The textile and garment sector is under growing pressure to expand more rapidly with the Ethiopian Government setting ambitious goals for the industry. In 2007 it set a target for the industry of increasing its annual earnings to US$1bn by 2016. It also said that it hoped to attract foreign direct investment worth US$1.6bn to build 191 new textile and clothing plants during that time. Tadesse says these goals are on track, with a growing number of manufacturers from overseas, especially Turkey, India and China, investing in the country, as well as an increasing number of local companies, is now operating at a capacity of 46,200 garments per day, according to Ethiopia’s Textile Industry Development Institute.

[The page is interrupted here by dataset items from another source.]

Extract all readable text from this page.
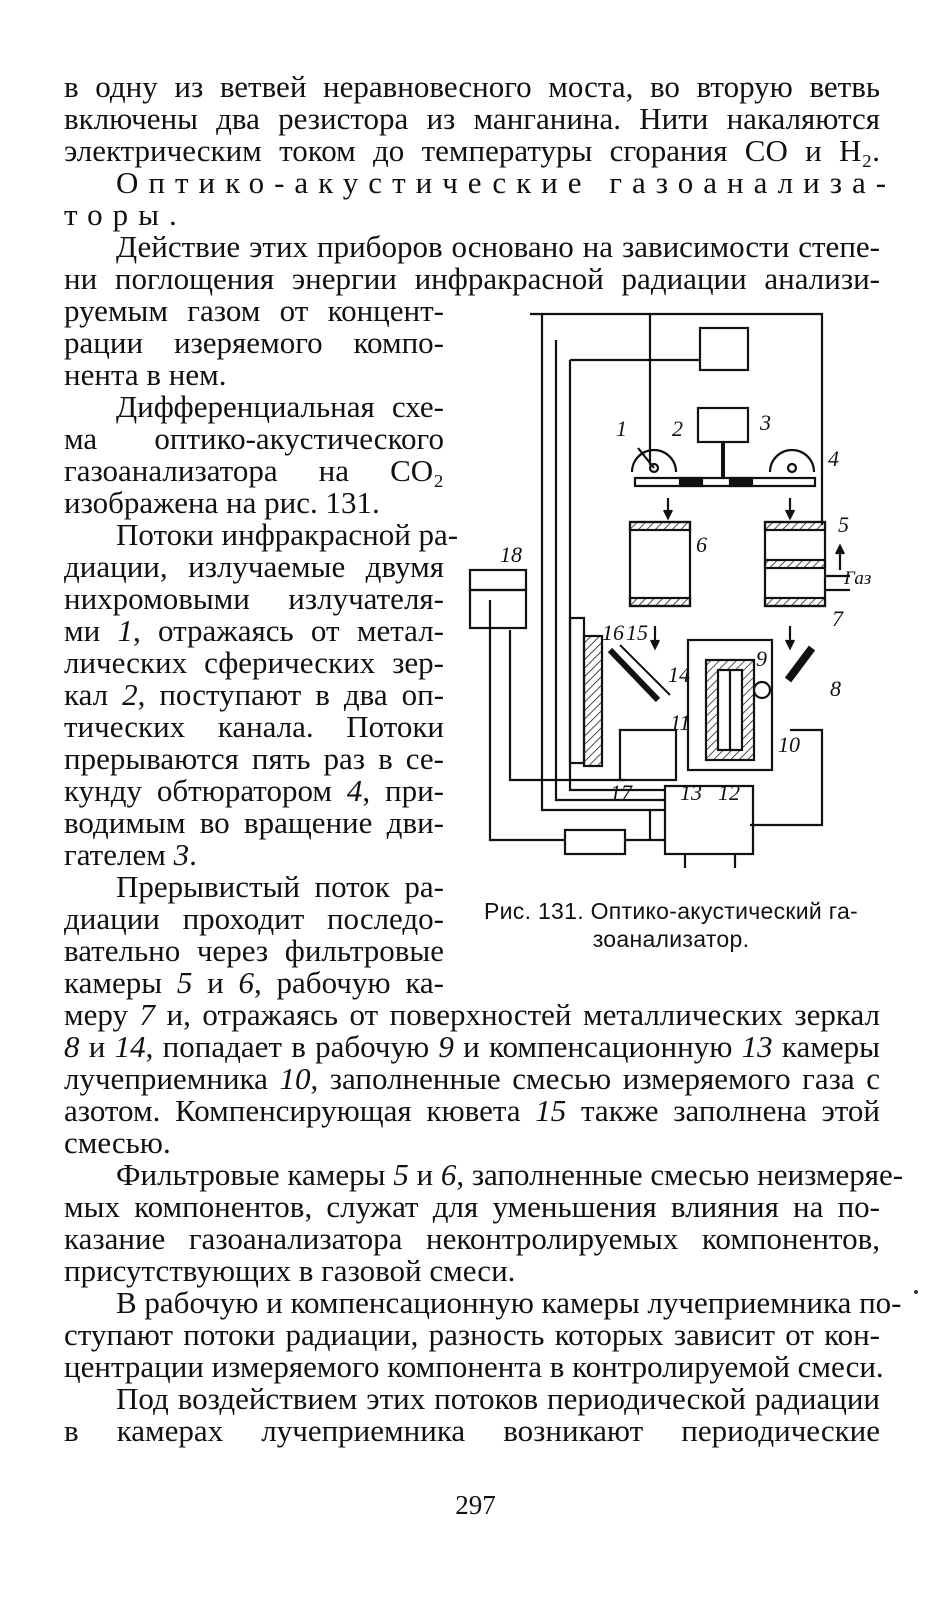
в одну из ветвей неравновесного моста, во вторую ветвь
включены два резистора из манганина. Нити накаляются
электрическим током до температуры сгорания CO и H₂.
Оптико-акустические газоанализа-
торы.
Действие этих приборов основано на зависимости степе-
ни поглощения энергии инфракрасной радиации анализи-
руемым газом от концент-
рации изеряемого компо-
нента в нем.
Дифференциальная схе-
ма оптико-акустического
газоанализатора на CO₂
изображена на рис. 131.
Потоки инфракрасной ра-
диации, излучаемые двумя
нихромовыми излучателя-
ми 1, отражаясь от метал-
лических сферических зер-
кал 2, поступают в два оп-
тических канала. Потоки
прерываются пять раз в се-
кунду обтюратором 4, при-
водимым во вращение дви-
гателем 3.
Прерывистый поток ра-
диации проходит последо-
вательно через фильтровые
камеры 5 и 6, рабочую ка-
меру 7 и, отражаясь от поверхностей металлических зеркал
8 и 14, попадает в рабочую 9 и компенсационную 13 камеры
лучеприемника 10, заполненные смесью измеряемого газа с
азотом. Компенсирующая кювета 15 также заполнена этой
смесью.
Фильтровые камеры 5 и 6, заполненные смесью неизмеряе-
мых компонентов, служат для уменьшения влияния на по-
казание газоанализатора неконтролируемых компонентов,
присутствующих в газовой смеси.
В рабочую и компенсационную камеры лучеприемника по-
ступают потоки радиации, разность которых зависит от кон-
центрации измеряемого компонента в контролируемой смеси.
Под воздействием этих потоков периодической радиации
в камерах лучеприемника возникают периодические
1 2	3
4
5
6
7
8
9
10
11
12
13
14
15
16
17
18
Газ
Рис. 131. Оптико-акустический га-
зоанализатор.
297
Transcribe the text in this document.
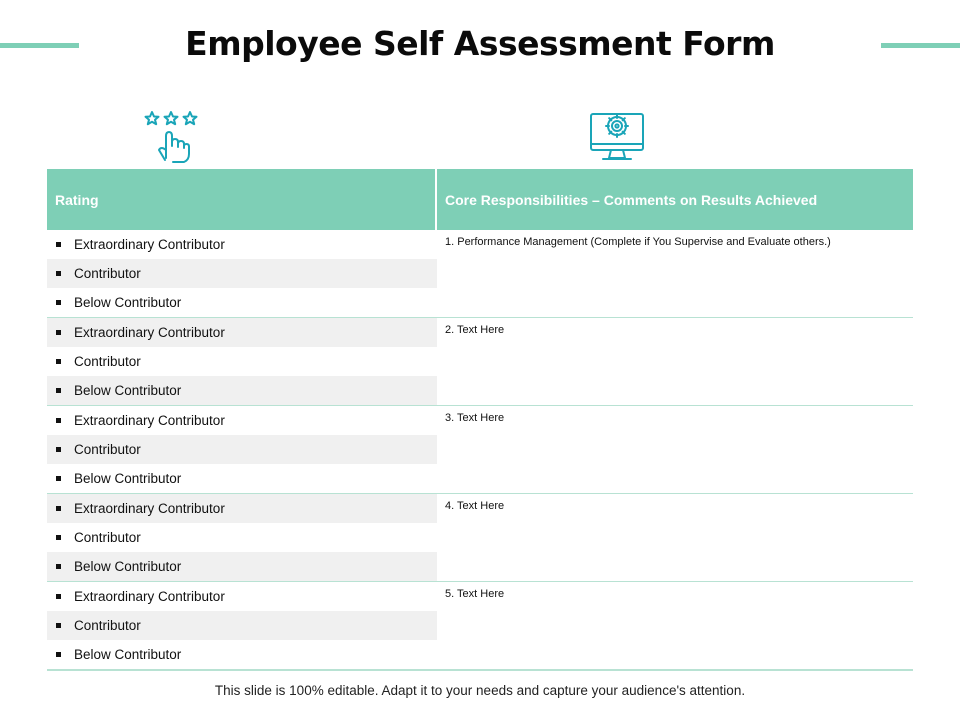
Employee Self Assessment Form
Rating	Core Responsibilities – Comments on Results Achieved
Extraordinary Contributor
Contributor
Below Contributor
1. Performance Management (Complete if You Supervise and Evaluate others.)
Extraordinary Contributor
Contributor
Below Contributor
2. Text Here
Extraordinary Contributor
Contributor
Below Contributor
3. Text Here
Extraordinary Contributor
Contributor
Below Contributor
4. Text Here
Extraordinary Contributor
Contributor
Below Contributor
5. Text Here
This slide is 100% editable. Adapt it to your needs and capture your audience's attention.
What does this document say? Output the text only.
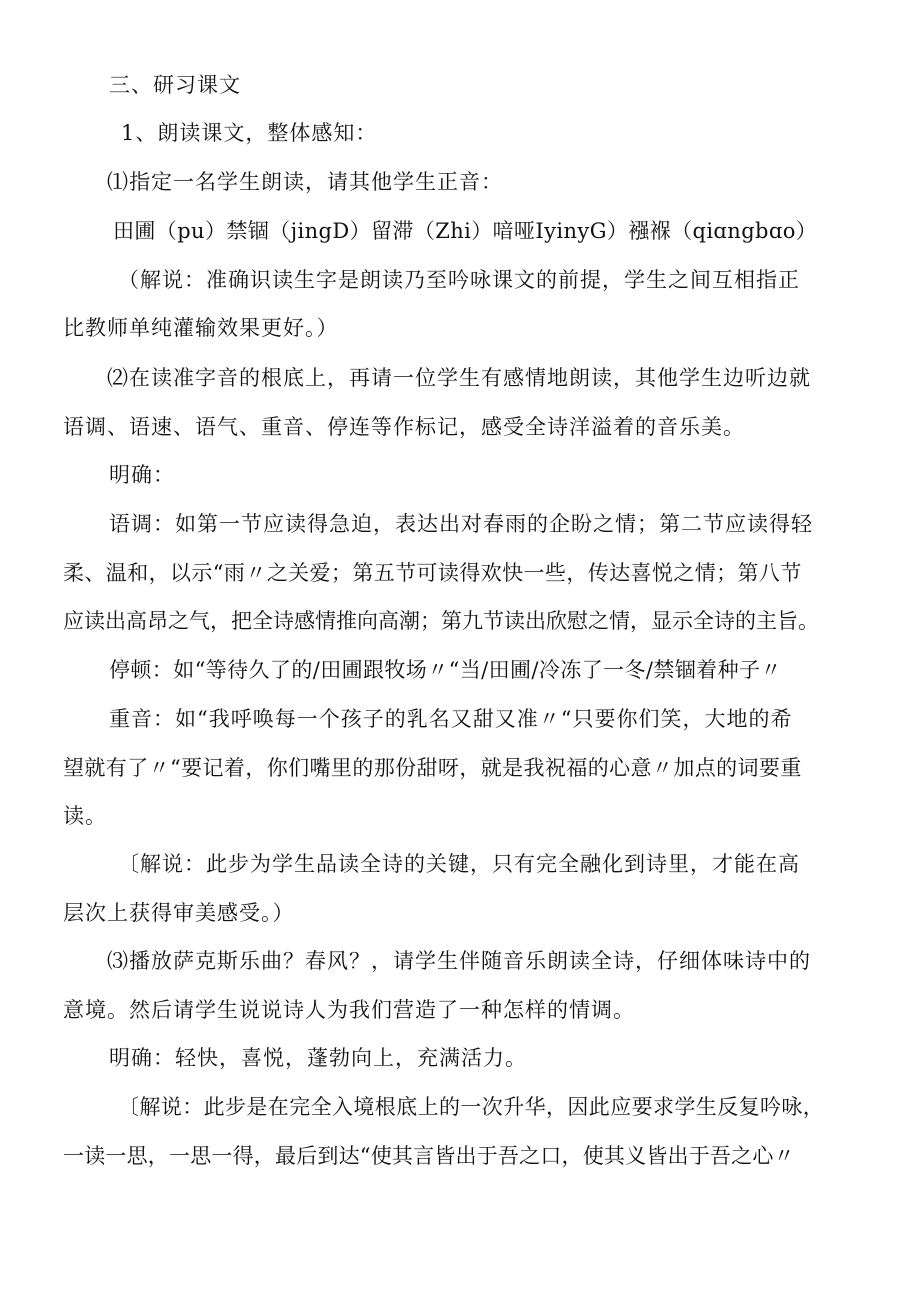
三、研习课文
1、朗读课文，整体感知：
⑴指定一名学生朗读，请其他学生正音：
田圃（pu）禁锢（jingD）留滞（Zhi）喑哑IyinyG）襁褓（qiɑngbɑo）
（解说：准确识读生字是朗读乃至吟咏课文的前提，学生之间互相指正
比教师单纯灌输效果更好。）
⑵在读准字音的根底上，再请一位学生有感情地朗读，其他学生边听边就
语调、语速、语气、重音、停连等作标记，感受全诗洋溢着的音乐美。
明确：
语调：如第一节应读得急迫，表达出对春雨的企盼之情；第二节应读得轻
柔、温和，以示“雨〃之关爱；第五节可读得欢快一些，传达喜悦之情；第八节
应读出高昂之气，把全诗感情推向高潮；第九节读出欣慰之情，显示全诗的主旨。
停顿：如“等待久了的/田圃跟牧场〃“当/田圃/冷冻了一冬/禁锢着种子〃
重音：如“我呼唤每一个孩子的乳名又甜又准〃“只要你们笑，大地的希
望就有了〃“要记着，你们嘴里的那份甜呀，就是我祝福的心意〃加点的词要重
读。
〔解说：此步为学生品读全诗的关键，只有完全融化到诗里，才能在高
层次上获得审美感受。）
⑶播放萨克斯乐曲？春风？，请学生伴随音乐朗读全诗，仔细体味诗中的
意境。然后请学生说说诗人为我们营造了一种怎样的情调。
明确：轻快，喜悦，蓬勃向上，充满活力。
〔解说：此步是在完全入境根底上的一次升华，因此应要求学生反复吟咏，
一读一思，一思一得，最后到达“使其言皆出于吾之口，使其义皆出于吾之心〃
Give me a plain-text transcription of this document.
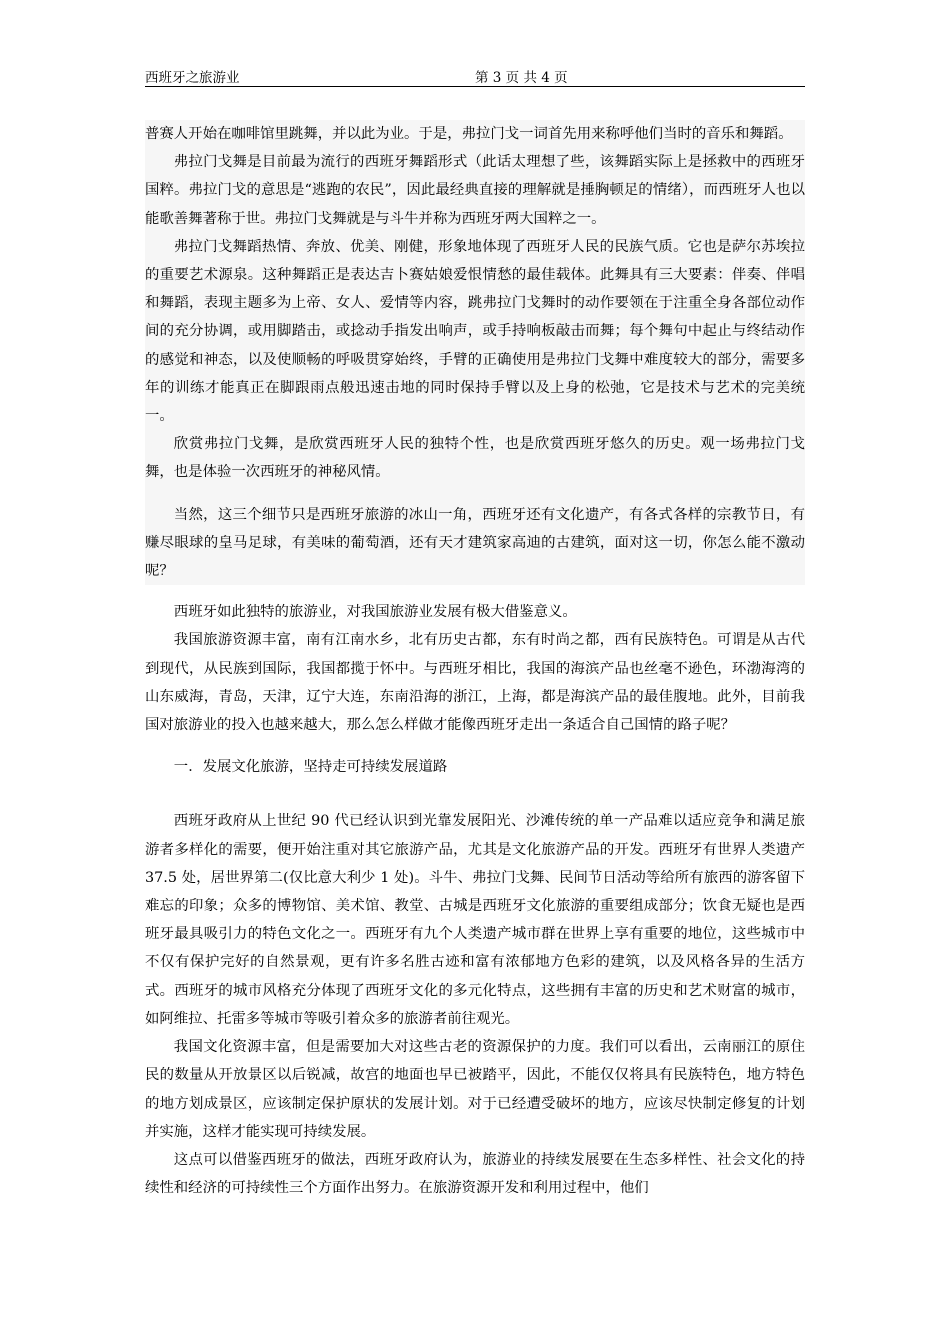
西班牙之旅游业	第 3 页 共 4 页

普赛人开始在咖啡馆里跳舞，并以此为业。于是，弗拉门戈一词首先用来称呼他们当时的音乐和舞蹈。

弗拉门戈舞是目前最为流行的西班牙舞蹈形式（此话太理想了些，该舞蹈实际上是拯救中的西班牙国粹。弗拉门戈的意思是“逃跑的农民”，因此最经典直接的理解就是捶胸顿足的情绪），而西班牙人也以能歌善舞著称于世。弗拉门戈舞就是与斗牛并称为西班牙两大国粹之一。

弗拉门戈舞蹈热情、奔放、优美、刚健，形象地体现了西班牙人民的民族气质。它也是萨尔苏埃拉的重要艺术源泉。这种舞蹈正是表达吉卜赛姑娘爱恨情愁的最佳载体。此舞具有三大要素：伴奏、伴唱和舞蹈，表现主题多为上帝、女人、爱情等内容，跳弗拉门戈舞时的动作要领在于注重全身各部位动作间的充分协调，或用脚踏击，或捻动手指发出响声，或手持响板敲击而舞；每个舞句中起止与终结动作的感觉和神态，以及使顺畅的呼吸贯穿始终，手臂的正确使用是弗拉门戈舞中难度较大的部分，需要多年的训练才能真正在脚跟雨点般迅速击地的同时保持手臂以及上身的松弛，它是技术与艺术的完美统一。

欣赏弗拉门戈舞，是欣赏西班牙人民的独特个性，也是欣赏西班牙悠久的历史。观一场弗拉门戈舞，也是体验一次西班牙的神秘风情。

当然，这三个细节只是西班牙旅游的冰山一角，西班牙还有文化遗产，有各式各样的宗教节日，有赚尽眼球的皇马足球，有美味的葡萄酒，还有天才建筑家高迪的古建筑，面对这一切，你怎么能不激动呢？

西班牙如此独特的旅游业，对我国旅游业发展有极大借鉴意义。

我国旅游资源丰富，南有江南水乡，北有历史古都，东有时尚之都，西有民族特色。可谓是从古代到现代，从民族到国际，我国都揽于怀中。与西班牙相比，我国的海滨产品也丝毫不逊色，环渤海湾的山东威海，青岛，天津，辽宁大连，东南沿海的浙江，上海，都是海滨产品的最佳腹地。此外，目前我国对旅游业的投入也越来越大，那么怎么样做才能像西班牙走出一条适合自己国情的路子呢？

一．发展文化旅游，坚持走可持续发展道路

西班牙政府从上世纪 90 代已经认识到光靠发展阳光、沙滩传统的单一产品难以适应竞争和满足旅游者多样化的需要，便开始注重对其它旅游产品，尤其是文化旅游产品的开发。西班牙有世界人类遗产 37.5 处，居世界第二(仅比意大利少 1 处)。斗牛、弗拉门戈舞、民间节日活动等给所有旅西的游客留下难忘的印象；众多的博物馆、美术馆、教堂、古城是西班牙文化旅游的重要组成部分；饮食无疑也是西班牙最具吸引力的特色文化之一。西班牙有九个人类遗产城市群在世界上享有重要的地位，这些城市中不仅有保护完好的自然景观，更有许多名胜古迹和富有浓郁地方色彩的建筑，以及风格各异的生活方式。西班牙的城市风格充分体现了西班牙文化的多元化特点，这些拥有丰富的历史和艺术财富的城市，如阿维拉、托雷多等城市等吸引着众多的旅游者前往观光。

我国文化资源丰富，但是需要加大对这些古老的资源保护的力度。我们可以看出，云南丽江的原住民的数量从开放景区以后锐减，故宫的地面也早已被踏平，因此，不能仅仅将具有民族特色，地方特色的地方划成景区，应该制定保护原状的发展计划。对于已经遭受破坏的地方，应该尽快制定修复的计划并实施，这样才能实现可持续发展。

这点可以借鉴西班牙的做法，西班牙政府认为，旅游业的持续发展要在生态多样性、社会文化的持续性和经济的可持续性三个方面作出努力。在旅游资源开发和利用过程中，他们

Tadesse says several other major overseas textile and clothing companies are set to invest heavily in Ethiopia over the next few years. However, he admits that the global economic downturn had led to slower growth for the industry over the past year, and that the speed of the industry’s development needs to increase in order to meet its targets. That said, Ethiopia already produces a wide-range of products: T-shirts, polo shirts, sportswear, pyjamas, military uniforms, work wear, corporate wear, and woven and knitted fabrics, as well as home textiles including towels, bed sheets and fitted sheets.
And Tadesse notes that over the next five years, the industry is planning to expand into ladies fashion. We are aiming to produce sophisticated fashion for top labels. We also want to develop our own brands.
Focus on increasing cotton production
A key element of the industry’s expansion is to increase the volume of cotton produced in the country. There are 3 million hectares available for cotton farming in Ethiopia, but only 30-40,000 hectares are currently being used [around 1% of the available land]. We want to produce much more cotton, but also continue to add value to it through manufacturing, so that we grow in an integrated way.
Worku Zewde, General Manager of Ethiopian knitted sportswear specialist Knit to Finish, says the low supply of cotton available in Ethiopia is creating challenges for companies such as his. The cost of importing raw materials, combined with increasing wages as Ethiopias’ economy develops, means that Ethiopia still faces strong competition from Asian manufacturers.
Zewde says wages at Knit to Finish had increased by 50-100% over the last three years. This, combined with the comparatively low volume of raw materials in Ethiopia, is a concern. However, Zewde says Knit to Finish continues to benefit from the African Growth and Opportunity Act (AGOA), a preferential trade agreement between the US and 37 Sub-Saharan African countries covering a wide range of African exports. AGOA is still benefiting the Ethiopian sector, and it is vital it continues, Tadesse adds. It helps provides jobs, which helps keep the country stable. It needs to be extended beyond 2015 when the current agreement is due to expire. He anticipates no major policy changes affecting the clothing and textile industry under the new Ethiopian Prime Minister Hailemariam Desalegn.